The boy shook his head all the same.

“Please don’t be mad – but I just can’t take a chance on anything else happening, mom.”  He held the shirt with outstretched hands.  “Make it go away please,” he pleaded softly.

“All right,” she said.  “Leave it here now.  I will take care of it.  You have plenty of other shirts in the closet.  Now, go to bed.”

The boy set the shirt on the edge of her chair.  He leaned over and kissed her cheek.

“Night, mom – thanks.”  He shuffled off to bed.

“Good night,” she replied.  “Sweet dreams.”

The mother set down her sewing and picked up the pretty yellow shirt.
She went out the back door and into the garage, looking for the bag of used clothing intended for the Salvation Army.

She found the bag and carefully folded the shirt. She laid it atop items destined for others.

The boy’s mother closed the bag and headed for the house.

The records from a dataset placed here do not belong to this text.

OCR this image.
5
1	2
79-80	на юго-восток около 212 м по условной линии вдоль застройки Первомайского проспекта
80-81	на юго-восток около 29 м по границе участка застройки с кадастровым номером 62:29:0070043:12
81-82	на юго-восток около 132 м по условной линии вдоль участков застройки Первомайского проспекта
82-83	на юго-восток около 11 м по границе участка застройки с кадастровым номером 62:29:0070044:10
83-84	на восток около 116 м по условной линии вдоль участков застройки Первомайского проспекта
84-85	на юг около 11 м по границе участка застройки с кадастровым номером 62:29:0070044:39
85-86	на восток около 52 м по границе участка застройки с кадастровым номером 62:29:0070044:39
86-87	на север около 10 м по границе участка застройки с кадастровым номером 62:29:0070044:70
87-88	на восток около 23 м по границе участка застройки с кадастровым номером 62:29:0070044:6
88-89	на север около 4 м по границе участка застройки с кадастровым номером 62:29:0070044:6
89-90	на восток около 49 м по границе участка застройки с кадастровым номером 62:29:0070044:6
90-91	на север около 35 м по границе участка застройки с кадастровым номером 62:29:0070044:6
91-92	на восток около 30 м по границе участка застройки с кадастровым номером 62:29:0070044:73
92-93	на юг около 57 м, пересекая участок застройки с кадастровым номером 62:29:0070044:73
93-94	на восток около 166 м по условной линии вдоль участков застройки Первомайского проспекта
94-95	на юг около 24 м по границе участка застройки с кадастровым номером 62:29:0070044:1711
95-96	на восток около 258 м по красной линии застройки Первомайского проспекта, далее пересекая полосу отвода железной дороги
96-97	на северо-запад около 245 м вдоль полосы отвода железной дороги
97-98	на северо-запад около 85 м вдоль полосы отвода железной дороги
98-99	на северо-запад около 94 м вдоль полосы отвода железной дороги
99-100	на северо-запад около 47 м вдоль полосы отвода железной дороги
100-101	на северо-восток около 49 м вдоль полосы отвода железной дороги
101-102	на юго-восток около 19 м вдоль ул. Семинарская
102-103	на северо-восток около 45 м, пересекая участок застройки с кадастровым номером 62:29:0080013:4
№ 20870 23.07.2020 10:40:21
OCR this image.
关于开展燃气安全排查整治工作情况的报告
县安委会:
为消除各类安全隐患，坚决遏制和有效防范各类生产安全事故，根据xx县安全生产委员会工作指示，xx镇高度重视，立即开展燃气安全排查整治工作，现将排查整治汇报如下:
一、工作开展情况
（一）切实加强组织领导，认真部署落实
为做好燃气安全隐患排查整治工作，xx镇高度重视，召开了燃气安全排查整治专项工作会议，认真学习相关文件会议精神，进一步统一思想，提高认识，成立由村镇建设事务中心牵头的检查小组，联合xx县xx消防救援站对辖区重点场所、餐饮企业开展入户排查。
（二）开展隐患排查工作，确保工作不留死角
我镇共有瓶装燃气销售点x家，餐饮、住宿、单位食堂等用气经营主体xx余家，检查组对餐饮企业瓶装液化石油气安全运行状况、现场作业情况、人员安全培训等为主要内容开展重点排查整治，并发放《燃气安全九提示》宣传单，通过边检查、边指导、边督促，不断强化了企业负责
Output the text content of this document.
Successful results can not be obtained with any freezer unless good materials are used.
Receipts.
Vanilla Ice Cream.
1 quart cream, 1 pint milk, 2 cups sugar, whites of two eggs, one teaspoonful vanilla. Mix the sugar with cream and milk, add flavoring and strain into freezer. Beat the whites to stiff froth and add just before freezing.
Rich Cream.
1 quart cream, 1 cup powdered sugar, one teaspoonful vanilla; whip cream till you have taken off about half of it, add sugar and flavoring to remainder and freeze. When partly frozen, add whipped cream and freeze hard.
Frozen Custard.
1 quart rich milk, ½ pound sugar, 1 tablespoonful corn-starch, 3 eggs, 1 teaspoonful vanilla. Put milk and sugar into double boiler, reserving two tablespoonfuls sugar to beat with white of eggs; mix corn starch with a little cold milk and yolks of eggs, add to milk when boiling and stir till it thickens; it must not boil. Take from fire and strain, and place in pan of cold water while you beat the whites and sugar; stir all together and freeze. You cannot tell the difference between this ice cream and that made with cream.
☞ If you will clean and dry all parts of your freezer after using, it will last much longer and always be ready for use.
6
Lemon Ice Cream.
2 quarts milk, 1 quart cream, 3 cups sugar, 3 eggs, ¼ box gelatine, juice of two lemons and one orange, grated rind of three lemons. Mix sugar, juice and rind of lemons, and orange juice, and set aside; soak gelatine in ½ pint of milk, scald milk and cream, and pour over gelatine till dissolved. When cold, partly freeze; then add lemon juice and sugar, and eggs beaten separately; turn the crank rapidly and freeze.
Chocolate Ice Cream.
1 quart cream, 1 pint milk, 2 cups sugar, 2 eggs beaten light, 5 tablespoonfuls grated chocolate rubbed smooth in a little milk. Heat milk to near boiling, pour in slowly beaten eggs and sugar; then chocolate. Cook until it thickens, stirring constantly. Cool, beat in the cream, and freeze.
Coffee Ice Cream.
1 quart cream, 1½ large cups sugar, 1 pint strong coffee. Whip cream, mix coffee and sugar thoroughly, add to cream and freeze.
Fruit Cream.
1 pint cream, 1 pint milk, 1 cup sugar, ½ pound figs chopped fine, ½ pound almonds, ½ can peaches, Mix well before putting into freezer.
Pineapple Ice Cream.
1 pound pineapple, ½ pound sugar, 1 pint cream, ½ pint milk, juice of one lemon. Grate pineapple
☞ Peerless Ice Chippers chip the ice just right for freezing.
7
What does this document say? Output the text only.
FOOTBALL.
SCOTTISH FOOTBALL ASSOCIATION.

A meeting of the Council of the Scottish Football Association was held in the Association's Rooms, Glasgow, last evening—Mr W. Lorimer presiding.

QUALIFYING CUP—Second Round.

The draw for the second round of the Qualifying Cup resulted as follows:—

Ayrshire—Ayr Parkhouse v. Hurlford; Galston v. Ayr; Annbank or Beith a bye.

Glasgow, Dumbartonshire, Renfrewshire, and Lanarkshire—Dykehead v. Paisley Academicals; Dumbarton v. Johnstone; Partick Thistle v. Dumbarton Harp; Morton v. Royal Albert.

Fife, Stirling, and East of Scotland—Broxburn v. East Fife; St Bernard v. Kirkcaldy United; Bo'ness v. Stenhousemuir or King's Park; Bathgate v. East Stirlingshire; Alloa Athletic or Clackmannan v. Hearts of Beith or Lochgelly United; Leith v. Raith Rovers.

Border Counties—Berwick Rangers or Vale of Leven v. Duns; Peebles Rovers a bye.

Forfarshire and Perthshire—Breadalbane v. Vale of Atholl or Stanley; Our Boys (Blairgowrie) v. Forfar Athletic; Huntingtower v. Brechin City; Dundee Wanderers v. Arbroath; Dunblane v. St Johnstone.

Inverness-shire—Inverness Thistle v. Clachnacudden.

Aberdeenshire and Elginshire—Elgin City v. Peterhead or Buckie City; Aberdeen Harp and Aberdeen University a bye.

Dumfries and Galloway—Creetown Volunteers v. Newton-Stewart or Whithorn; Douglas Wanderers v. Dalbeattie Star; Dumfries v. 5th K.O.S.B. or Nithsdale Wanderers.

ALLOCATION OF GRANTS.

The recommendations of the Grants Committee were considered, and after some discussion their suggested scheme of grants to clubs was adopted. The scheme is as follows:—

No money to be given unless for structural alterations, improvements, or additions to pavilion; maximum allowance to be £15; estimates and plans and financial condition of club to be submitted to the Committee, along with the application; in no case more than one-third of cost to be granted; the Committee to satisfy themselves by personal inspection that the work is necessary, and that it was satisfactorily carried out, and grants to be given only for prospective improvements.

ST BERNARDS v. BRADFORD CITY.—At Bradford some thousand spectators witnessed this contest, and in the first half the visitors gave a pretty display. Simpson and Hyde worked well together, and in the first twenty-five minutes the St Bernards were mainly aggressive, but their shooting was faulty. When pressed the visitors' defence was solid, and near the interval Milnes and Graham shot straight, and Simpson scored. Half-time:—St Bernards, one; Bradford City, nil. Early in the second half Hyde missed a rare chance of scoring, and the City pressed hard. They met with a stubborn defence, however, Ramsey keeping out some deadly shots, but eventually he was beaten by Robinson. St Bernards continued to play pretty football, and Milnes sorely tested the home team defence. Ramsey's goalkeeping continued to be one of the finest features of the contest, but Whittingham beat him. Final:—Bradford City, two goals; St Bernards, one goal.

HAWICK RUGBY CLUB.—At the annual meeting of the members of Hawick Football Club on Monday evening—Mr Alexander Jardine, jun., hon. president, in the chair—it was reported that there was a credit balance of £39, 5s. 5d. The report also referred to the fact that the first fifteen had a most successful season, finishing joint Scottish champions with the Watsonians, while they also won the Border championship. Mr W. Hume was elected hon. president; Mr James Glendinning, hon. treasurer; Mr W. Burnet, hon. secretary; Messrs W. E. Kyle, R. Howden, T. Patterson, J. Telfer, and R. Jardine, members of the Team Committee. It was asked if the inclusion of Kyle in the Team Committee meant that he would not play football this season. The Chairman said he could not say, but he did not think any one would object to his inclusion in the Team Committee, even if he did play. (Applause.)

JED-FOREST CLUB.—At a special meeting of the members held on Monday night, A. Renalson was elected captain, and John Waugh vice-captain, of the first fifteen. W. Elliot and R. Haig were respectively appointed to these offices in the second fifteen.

Halfway there she stopped – struck by a memory of a boy in a pretty yellow shirt crying in the closet.  She returned to the garage and the bag of clothing.

She removed the garment on top, held it aloft as it unfolded itself and then gave it a mighty tear right down the center.  Buttons fell to the floor.

She walked over to the trash can, lifted the old metal lid and tossed the once pretty shirt inside. 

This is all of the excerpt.